On the last day of camp, I finally got back to see the Cools. Ellie's land, I noticed, was still untouched. After offering ice cream and cake, she asked me to say grace, and we all sat with bowed heads and joined hands while I blessed the friendship that had again brought us close.

After strolling their garden, it was time to go -- and walking to the car I apologized for staying just an hour. "We wish we could keep you for thirty years," they said. I watched until they'd disappeared from sight, then started down the mountain road thinking: "It'll be a long time before I see them again." Suddenly, far up to the left, something caught my eye.

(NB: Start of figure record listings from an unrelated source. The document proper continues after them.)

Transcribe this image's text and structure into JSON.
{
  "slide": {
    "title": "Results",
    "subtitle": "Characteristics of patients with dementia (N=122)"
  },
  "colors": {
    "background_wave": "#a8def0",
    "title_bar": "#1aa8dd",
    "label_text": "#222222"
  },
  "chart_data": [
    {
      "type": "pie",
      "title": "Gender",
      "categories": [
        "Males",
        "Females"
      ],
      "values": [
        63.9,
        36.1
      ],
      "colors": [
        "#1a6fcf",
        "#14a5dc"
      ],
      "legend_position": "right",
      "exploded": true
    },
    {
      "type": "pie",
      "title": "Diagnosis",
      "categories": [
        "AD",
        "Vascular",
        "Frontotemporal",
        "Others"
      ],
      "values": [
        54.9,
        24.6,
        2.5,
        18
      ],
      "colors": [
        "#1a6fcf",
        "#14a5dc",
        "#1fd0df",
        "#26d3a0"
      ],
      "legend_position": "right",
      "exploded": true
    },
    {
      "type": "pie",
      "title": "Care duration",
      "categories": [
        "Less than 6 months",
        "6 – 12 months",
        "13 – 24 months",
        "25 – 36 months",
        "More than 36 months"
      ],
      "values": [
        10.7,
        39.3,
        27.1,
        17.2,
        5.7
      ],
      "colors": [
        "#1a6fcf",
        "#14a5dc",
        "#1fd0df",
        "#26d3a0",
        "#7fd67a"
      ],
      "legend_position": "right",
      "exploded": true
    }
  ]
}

High on a hillock stood Ellie, Jim, and Jimmie, waving me goodbye. If I know anything of love, I felt it then in its purest sense -- springing not just from their hearts, but from their very souls.

At quarter to 6 next morning, I left Lula's place to begin the long journey home. The sun was not yet up, the sky pellucid blue, the mist-filled pastures so dotted with daisies the horses seemed to be grazing in lace.

Simplify, it all seemed to say. And listen: to the rhythms of the earth, the home, and the heart.